|
|
|
|
|
by caravel
3734 days ago
|
|
Druid is definitely part of the equation. Larger, data-driven companies with significant engineering teams prefer not relying on 3rd party, closed-sourced vendors. That can represent a significant risk and a blockage for deeper integration with other internal applications when needed. Not that building always wins over buying, but the balance shifts relatively to the size of the company. Also, when using open source on the receiving end of the equation, you want to be a good citizen and contribute back to the ecosystem. It ties to pride, passion, and reflect a strong engineering culture, which can help with recruiting. |
|
I work on Google Cloud, where we have both closed-source - BigQuery, open source - Dataproc, and closed source that makes open source rock - Dataflow/Beam.
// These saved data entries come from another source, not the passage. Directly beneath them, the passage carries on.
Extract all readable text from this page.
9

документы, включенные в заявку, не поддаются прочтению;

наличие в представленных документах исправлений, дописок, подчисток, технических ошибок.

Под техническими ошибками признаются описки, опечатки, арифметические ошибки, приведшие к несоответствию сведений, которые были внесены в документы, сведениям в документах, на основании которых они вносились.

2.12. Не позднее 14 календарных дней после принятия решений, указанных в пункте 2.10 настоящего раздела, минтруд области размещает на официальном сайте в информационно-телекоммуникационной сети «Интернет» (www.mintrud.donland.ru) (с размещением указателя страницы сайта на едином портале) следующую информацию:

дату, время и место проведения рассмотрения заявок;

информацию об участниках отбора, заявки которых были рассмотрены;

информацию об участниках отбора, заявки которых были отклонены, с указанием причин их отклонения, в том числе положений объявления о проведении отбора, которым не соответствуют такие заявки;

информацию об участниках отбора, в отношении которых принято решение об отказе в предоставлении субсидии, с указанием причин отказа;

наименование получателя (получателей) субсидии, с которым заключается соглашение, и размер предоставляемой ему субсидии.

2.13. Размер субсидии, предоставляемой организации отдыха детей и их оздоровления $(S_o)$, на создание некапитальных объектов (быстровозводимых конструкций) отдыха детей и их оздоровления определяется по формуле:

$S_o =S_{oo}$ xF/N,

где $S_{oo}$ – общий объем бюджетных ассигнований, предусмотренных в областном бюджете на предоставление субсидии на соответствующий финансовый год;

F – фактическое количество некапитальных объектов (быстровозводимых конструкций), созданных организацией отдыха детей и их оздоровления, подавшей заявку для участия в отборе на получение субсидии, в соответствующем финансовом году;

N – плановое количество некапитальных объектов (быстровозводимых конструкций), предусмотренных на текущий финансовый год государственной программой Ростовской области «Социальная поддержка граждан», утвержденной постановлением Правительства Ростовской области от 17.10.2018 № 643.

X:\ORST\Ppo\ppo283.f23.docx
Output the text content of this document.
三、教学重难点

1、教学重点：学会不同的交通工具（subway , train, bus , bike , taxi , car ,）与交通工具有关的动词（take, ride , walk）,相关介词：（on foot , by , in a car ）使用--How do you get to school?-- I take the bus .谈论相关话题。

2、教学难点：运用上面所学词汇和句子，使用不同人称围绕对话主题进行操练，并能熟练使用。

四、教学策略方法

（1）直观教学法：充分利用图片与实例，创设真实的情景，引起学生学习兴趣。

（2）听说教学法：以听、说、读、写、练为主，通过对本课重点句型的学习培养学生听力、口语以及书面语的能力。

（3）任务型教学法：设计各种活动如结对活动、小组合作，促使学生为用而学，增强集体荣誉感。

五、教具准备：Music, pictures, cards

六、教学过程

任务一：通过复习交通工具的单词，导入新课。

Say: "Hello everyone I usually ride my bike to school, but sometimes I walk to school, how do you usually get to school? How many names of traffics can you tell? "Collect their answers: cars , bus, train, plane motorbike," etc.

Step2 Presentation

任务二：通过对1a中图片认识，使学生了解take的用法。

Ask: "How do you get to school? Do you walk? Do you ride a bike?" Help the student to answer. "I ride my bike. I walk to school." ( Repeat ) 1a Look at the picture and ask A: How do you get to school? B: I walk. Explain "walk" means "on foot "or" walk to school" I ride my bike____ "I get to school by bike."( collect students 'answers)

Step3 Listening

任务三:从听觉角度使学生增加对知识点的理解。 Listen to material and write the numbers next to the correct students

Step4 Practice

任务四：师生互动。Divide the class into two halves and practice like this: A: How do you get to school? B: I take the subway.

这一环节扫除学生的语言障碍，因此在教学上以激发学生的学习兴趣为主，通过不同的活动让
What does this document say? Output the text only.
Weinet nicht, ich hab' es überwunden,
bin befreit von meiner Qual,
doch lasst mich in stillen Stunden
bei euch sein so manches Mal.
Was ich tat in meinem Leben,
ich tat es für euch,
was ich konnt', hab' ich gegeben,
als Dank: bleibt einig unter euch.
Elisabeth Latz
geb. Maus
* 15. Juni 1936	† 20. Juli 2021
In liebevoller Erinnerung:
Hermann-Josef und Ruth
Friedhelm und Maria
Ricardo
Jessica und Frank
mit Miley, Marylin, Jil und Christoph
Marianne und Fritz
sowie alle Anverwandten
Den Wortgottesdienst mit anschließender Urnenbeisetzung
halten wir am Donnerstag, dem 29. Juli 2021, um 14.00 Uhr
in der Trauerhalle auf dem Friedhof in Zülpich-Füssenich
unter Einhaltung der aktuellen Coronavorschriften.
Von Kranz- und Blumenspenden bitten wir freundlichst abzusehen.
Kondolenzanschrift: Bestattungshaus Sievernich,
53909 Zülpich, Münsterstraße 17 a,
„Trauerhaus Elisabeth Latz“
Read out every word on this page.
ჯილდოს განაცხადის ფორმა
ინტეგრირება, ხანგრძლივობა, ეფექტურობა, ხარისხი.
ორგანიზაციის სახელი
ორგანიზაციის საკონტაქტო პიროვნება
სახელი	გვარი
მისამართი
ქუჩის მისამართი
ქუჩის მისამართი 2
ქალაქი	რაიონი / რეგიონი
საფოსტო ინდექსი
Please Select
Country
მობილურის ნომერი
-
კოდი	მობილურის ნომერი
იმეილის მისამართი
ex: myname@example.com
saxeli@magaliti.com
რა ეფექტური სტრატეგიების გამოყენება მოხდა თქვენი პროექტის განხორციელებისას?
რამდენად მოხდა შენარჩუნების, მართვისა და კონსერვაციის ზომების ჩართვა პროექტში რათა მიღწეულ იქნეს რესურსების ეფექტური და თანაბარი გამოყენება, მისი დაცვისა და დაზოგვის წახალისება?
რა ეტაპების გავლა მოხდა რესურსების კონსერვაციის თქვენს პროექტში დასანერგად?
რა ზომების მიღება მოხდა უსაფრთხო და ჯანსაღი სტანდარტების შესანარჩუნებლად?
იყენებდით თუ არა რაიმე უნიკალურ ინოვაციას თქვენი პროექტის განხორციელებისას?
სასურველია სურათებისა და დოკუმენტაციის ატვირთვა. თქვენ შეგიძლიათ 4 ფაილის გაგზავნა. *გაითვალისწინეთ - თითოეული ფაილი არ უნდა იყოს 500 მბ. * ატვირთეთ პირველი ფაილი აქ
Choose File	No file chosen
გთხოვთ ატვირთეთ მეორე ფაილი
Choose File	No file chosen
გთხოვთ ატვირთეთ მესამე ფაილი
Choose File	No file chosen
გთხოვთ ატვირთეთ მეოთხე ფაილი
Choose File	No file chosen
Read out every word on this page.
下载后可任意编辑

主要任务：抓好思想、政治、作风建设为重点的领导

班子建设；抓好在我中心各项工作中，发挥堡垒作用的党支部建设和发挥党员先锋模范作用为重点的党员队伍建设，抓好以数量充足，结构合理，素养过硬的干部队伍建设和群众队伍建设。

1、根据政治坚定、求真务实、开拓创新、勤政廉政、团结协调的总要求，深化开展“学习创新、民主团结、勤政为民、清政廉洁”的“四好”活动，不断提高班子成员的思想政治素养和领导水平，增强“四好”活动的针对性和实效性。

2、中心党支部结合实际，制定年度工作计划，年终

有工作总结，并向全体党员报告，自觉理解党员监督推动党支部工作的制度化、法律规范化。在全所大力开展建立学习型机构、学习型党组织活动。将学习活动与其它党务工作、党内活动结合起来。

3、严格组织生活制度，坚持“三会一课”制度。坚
There are merits to each.
BigQuery is serverless and multi-tenant and can't really exist outside of Google Cloud due to its intrinsic dependency on low-level services that don't exist elsewhere (and for the same reasons we couldn't directly externalize Borg, choosing to create an OSS clone in Kubernetes).
It is not unusual for me to hear from folks that they spent 6+ months building a performant and sizable, say Presto cluster. Then there's continuous management, tinkering, configuration, and optimization projects. I hear this from companies that one would consider sophisticated technologically.
By contrast, 40% of all of BigQuery's Petabyte customers scale to these levels without ever talking to us. We just find them on consumption reports. On multiple occasions we've had "surprise" load tests of millions of rows per second streamed into BigQuery, and it just works. BigQuery is also HA out of the box at no additional cost, which is a great luxury.
So sometimes if you need to scale analytics to Petabytes, the option is to just consume a managed and cost-effective service, or tinker with OSS, where there are significant operational tradeoffs. On the other hand, as you said, you build pride and culture. It's also far from an automatic shoo-in that OSS gives you better TCO (against the old closed-source guard, yes, but not so much BQ). Thus, the relationship between company size and value of technology can invert at higher levels.
With all that, I'd love to see a Caravel-BQ plugin :)
(PS. Kudos to Druid for introducing a Streaming ingest. BigQuery also sees value in Streaming ingest, GA-ing our own Streaming API in March of 2015, and Kudos to Airflow).